Since you have a lot of data, instead of plotting one combination of values, you can use the `scatter_matrix` function from the `Pandas` plotting tools. This is useful because it gives you the density plot in the diagonal. All you need to know about it is that it is some sort of histogram smoothing.

**Note:** In reality it to obtain this diagonal the code performs a *kernel density estimation*, which starts making inferences about the data which we do not want to formalize during the exploratory data analysis, so it will not be delved into.


The `scatter_matrix_plot()` simplifies the plotting of all 3 axes of any variable.
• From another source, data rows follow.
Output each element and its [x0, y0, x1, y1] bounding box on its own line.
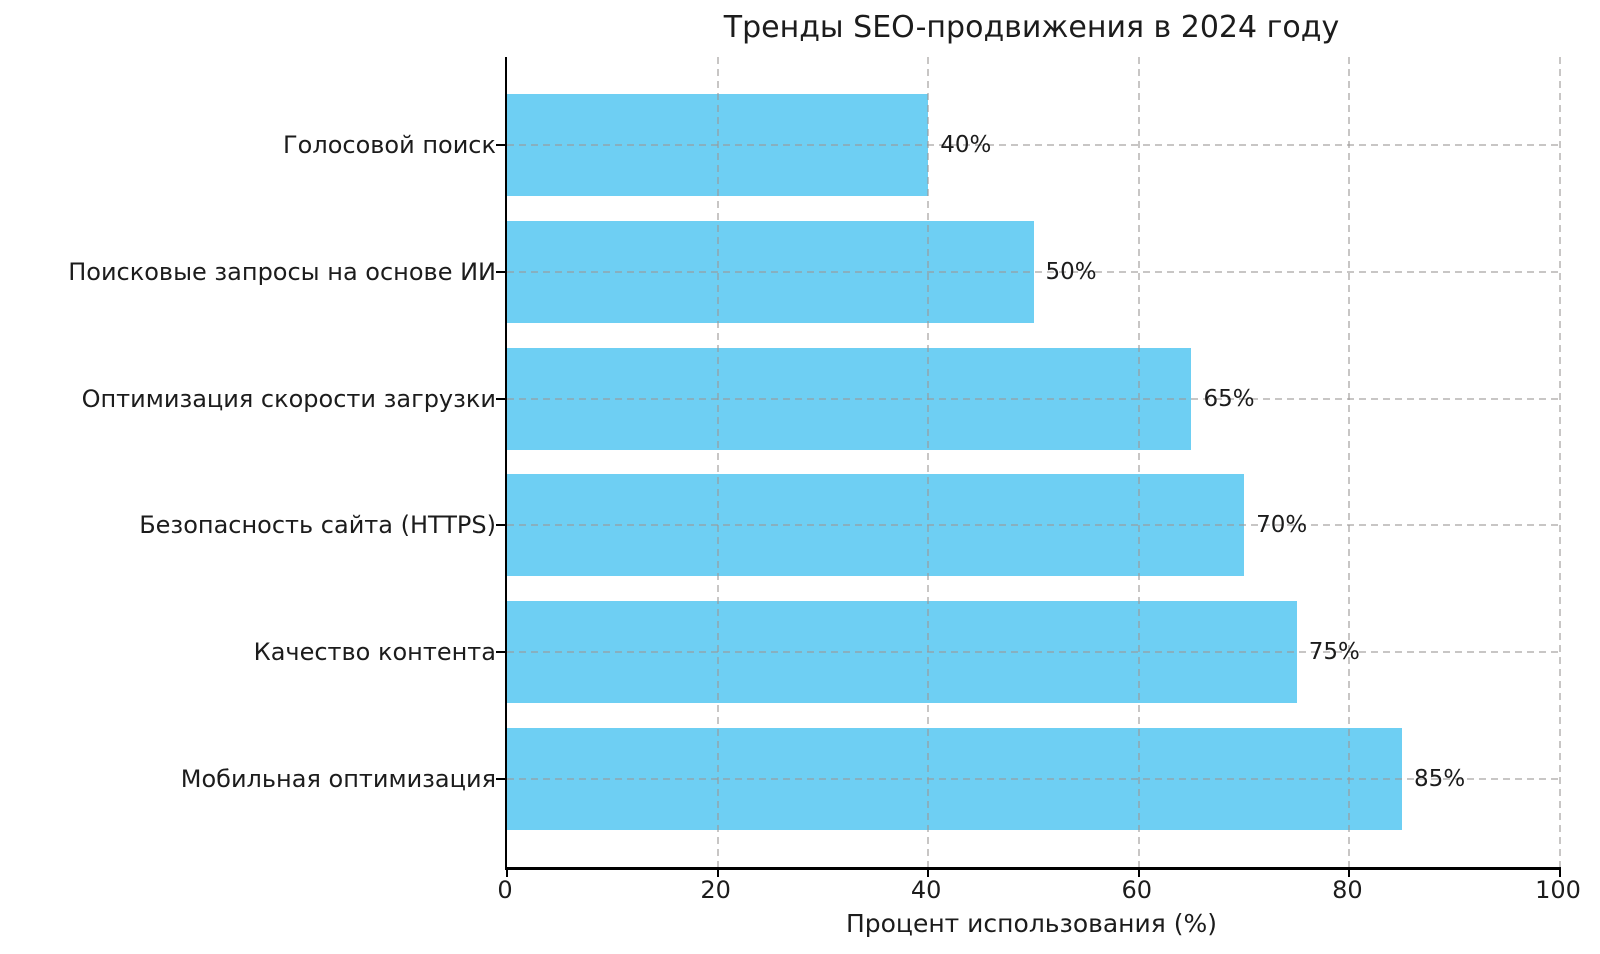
bar-value-label: 65%	[1203, 385, 1255, 412]
gridline-horizontal	[507, 270, 1560, 273]
y-axis-label: Голосовой поиск	[283, 131, 496, 159]
x-tick-label: 0	[497, 876, 513, 904]
gridline-horizontal	[507, 524, 1560, 527]
y-tick-mark	[496, 270, 505, 273]
bar-value-label: 85%	[1414, 766, 1466, 792]
bar-value-label: 70%	[1256, 512, 1308, 539]
chart-title: Тренды SEO-продвижения в 2024 году	[723, 10, 1340, 45]
y-axis-label: Оптимизация скорости загрузки	[81, 384, 496, 413]
y-tick-mark	[496, 144, 505, 146]
y-axis-label: Мобильная оптимизация	[180, 765, 496, 793]
gridline-horizontal	[507, 651, 1560, 654]
gridline-vertical	[716, 57, 719, 867]
y-axis-labels: Голосовой поиск Поисковые запросы на осно…	[0, 57, 496, 867]
x-axis-label: Процент использования (%)	[845, 909, 1218, 938]
x-tick-mark	[506, 867, 508, 877]
gridline-horizontal	[507, 144, 1560, 146]
y-axis-label: Безопасность сайта (HTTPS)	[139, 511, 496, 540]
y-tick-mark	[496, 651, 505, 654]
bar-value-label: 40%	[940, 132, 992, 158]
bar-value-label: 75%	[1308, 639, 1360, 666]
plot-area: 40% 50% 65% 70% 75% 85%	[496, 57, 1561, 877]
y-axis-label: Качество контента	[253, 638, 496, 667]
y-axis-label: Поисковые запросы на основе ИИ	[68, 257, 496, 286]
x-tick-mark	[1348, 867, 1351, 877]
gridline-vertical	[1348, 57, 1351, 867]
gridline-horizontal	[507, 778, 1560, 780]
y-tick-mark	[496, 397, 505, 400]
x-tick-mark	[927, 867, 930, 877]
bar-value-label: 50%	[1045, 258, 1097, 285]
x-tick-label: 40	[910, 876, 942, 904]
gridline-vertical	[1559, 57, 1561, 867]
y-tick-mark	[496, 524, 505, 527]
x-tick-label: 80	[1332, 876, 1363, 904]
gridline-vertical	[927, 57, 930, 867]
y-tick-mark	[496, 778, 505, 780]
x-tick-mark	[716, 867, 719, 877]
x-tick-label: 100	[1535, 876, 1581, 904]
x-tick-labels: 0 20 40 60 80 100	[497, 876, 1581, 906]
x-tick-label: 60	[1121, 876, 1153, 904]
x-tick-mark	[1559, 867, 1561, 877]
x-tick-mark	[1137, 867, 1140, 877]
x-tick-label: 20	[700, 876, 731, 904]
gridline-vertical	[1137, 57, 1140, 867]
gridline-horizontal	[507, 397, 1560, 400]
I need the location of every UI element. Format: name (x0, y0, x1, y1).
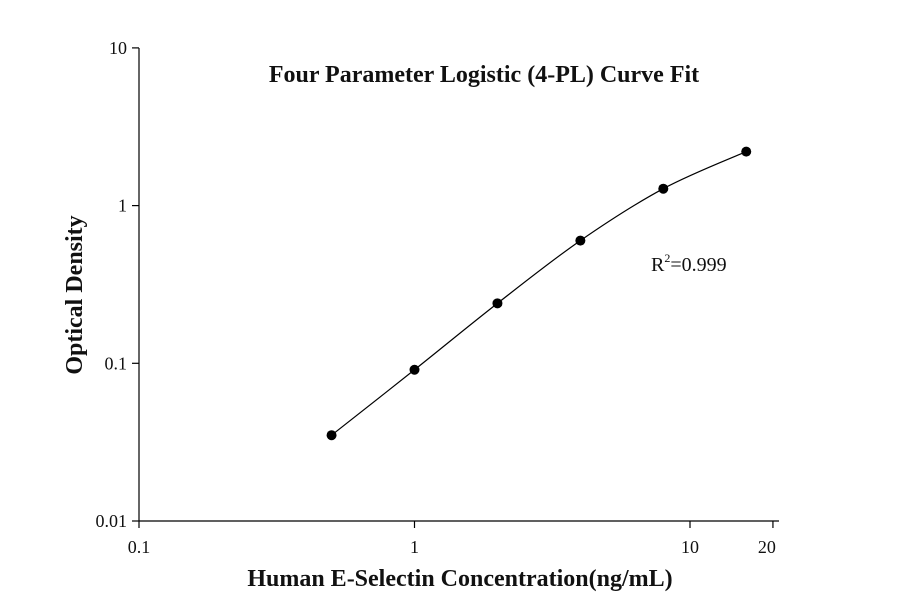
r-squared-base: R (651, 254, 665, 276)
chart-title: Four Parameter Logistic (4-PL) Curve Fit (269, 62, 699, 88)
y-axis-ticks: 0.01 0.1 1 10 (96, 38, 139, 531)
x-tick-label: 20 (758, 537, 776, 557)
y-tick-label: 10 (109, 38, 127, 58)
r-squared-annotation: R2=0.999 (651, 251, 727, 276)
data-point (409, 364, 420, 375)
data-point (575, 235, 586, 246)
x-tick-label: 0.1 (128, 537, 151, 557)
data-point (658, 183, 669, 194)
r-squared-superscript: 2 (664, 251, 670, 265)
data-point (326, 430, 337, 441)
data-point (741, 146, 752, 157)
r-squared-value: =0.999 (670, 254, 726, 276)
data-points (326, 146, 752, 441)
data-point (492, 298, 503, 309)
x-tick-label: 10 (681, 537, 699, 557)
x-axis-ticks: 0.1 1 10 20 (128, 521, 776, 557)
x-axis-title: Human E-Selectin Concentration(ng/mL) (247, 566, 672, 592)
y-tick-label: 0.1 (105, 353, 128, 373)
y-tick-label: 1 (118, 196, 127, 216)
x-tick-label: 1 (410, 537, 419, 557)
fit-curve (331, 151, 747, 436)
y-tick-label: 0.01 (96, 511, 128, 531)
y-axis-title: Optical Density (62, 215, 88, 374)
Use it to look at the the static activities' scatter plot.


In [None]:
eda_functions.scattermatrixplot(subsetuser,'activities',['SITTING','STANDING','LAYING'],'tBodyAcc-max()')

There is no evident correlation in the total body acceleration for the *static activities* since the person is not moving. You may explain the outliers or most of the changes with the breathing movement or other sources of *noise*.

Now plot the dynamic activities 'WALKING', 'WALKING_UPSTAIRS' and 'WALKING_DOWNSTAIRS' to compare and contrast.

In [None]:
#add code here

You may play more with the data and scatterplot you desire to generate here.

In [None]:
#add code here

## Summary
What the developers described is data that might be useful in creating a dashboard. You found that some features in the data might help classify both active and resting activities.